Capitalist productivity culture leads to stress, creates unrealistic expectations
February 7, 2022
From a young age, I always felt productivity was a focal point in my life. Even while growing up through elementary and middle school, I consistently felt the burden of feeling the need to be doing something all the time. Whether it was reading or doing some sort of homework, I felt I couldn’t take a break unless I knew for a fact that there wasn’t something else needing to be done, like studying for a quiz instead of watching a movie.
Towards the end of my freshman year, I began to feel extremely overwhelmed in a way that I had not yet experienced. I remember scrolling through TikTok, watching people study for hours and questioning why I wasn’t doing the same. I began setting unrealistic goals for myself and not setting out any downtime. These expectations were further validated when I got a job earlier this year. With an influx of workload, I didn’t change my routine to match events that arose like family problems, a part-time job and harder classes in my life. I was so obsessed with being productive that I began to lose motivation. When finals week came around last semester, I found myself in a state of constant anxiety. I vividly remember getting home from work at 10 p.m. on a school night and sitting at my dining room table working on a homework assignment for AP World History, and falling asleep in the middle of reading a book. For many years I thought the only way to be successful was to drown myself in tasks that were never fully achievable because they were extremely unrealistic. My self-worth was dependent on my productivity, which caused me to question my mental health and essentially everything else in my life. My social life began to diminish as I prioritized work and school. Although it is good to keep school in high standards, without a healthy balance of work and rest, the meaning of the results became less valuable to me. My parents never expected me to get good grades or have everything under full control , but it felt like the person putting the most pressure on me was myself.

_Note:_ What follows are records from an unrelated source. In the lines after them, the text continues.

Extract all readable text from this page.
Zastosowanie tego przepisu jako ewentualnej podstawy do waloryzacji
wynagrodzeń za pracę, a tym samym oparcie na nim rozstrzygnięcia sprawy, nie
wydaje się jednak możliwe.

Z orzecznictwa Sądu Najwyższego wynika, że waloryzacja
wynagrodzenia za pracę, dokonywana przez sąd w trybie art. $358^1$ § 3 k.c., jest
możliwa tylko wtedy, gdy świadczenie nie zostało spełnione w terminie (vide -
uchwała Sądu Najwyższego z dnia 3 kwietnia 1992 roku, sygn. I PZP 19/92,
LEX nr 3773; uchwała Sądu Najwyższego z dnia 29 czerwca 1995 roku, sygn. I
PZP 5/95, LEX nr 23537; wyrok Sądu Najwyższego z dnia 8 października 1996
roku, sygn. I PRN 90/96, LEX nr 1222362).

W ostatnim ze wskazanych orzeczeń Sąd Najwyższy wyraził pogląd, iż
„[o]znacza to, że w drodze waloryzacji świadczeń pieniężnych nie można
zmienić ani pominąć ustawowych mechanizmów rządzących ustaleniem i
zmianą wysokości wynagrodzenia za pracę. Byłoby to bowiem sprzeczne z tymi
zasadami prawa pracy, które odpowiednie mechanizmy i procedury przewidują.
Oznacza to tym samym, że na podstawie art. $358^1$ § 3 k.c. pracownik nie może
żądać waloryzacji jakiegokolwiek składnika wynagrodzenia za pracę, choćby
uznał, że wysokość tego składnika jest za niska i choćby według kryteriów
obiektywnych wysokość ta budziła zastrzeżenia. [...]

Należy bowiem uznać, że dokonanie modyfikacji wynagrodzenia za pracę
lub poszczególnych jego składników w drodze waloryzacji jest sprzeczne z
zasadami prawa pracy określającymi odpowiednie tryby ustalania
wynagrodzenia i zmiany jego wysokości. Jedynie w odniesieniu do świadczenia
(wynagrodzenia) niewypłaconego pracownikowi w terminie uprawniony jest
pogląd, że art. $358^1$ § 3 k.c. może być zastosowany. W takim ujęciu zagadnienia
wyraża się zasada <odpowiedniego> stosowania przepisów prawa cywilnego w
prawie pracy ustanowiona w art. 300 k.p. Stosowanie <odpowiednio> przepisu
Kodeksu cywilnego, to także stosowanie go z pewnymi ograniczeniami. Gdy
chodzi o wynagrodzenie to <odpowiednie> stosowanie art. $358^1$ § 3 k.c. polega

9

I struggled to find what I could do to make myself more productive. Eventually I came to the realization that the root of my problems wasn’t necessarily that I wasn’t productive enough, but because of the way American society has pushed the agenda of productivity culture for centuries. Capitalist ideologies have cultivated a glorified mindset of individualism that forced me to isolate myself. It continued to have an impact in my life as I used social media more the older I got. I thought I had complete control over my life and I wasn’t able to balance myself in a “productive” way. Capitalism forced me to internalize a work-centric mindset even when there was nothing for me to do. My free time became weaponized against me and as I started to procrastinate more, guilt filled my mind because I believed I didn’t work hard enough. Even in the past few months, the same feelings have been present in my life, and I have struggled to grasp how to fix them. The persistent pressure from overworking myself caused me to feel a sense of existential dread. By looking at school and work from a different, more understanding perspective, I am able to cope with the workload and better my mental health. Instead of forcing myself to always be doing something, I try to focus on each day at hand and work on things I can actively control like cleaning my room, rather than creating unrealistic expectations. Instead of attempting to write an essay in one night, I try to set out an adequate amount of time to become less overwhelmed.
Although I am not able to fully remove myself from this toxic environment of productivity, looking forward, I can recognize the problems of my previous mindset and make a change by dedicating more time for myself and valuing myself separate from my productivity.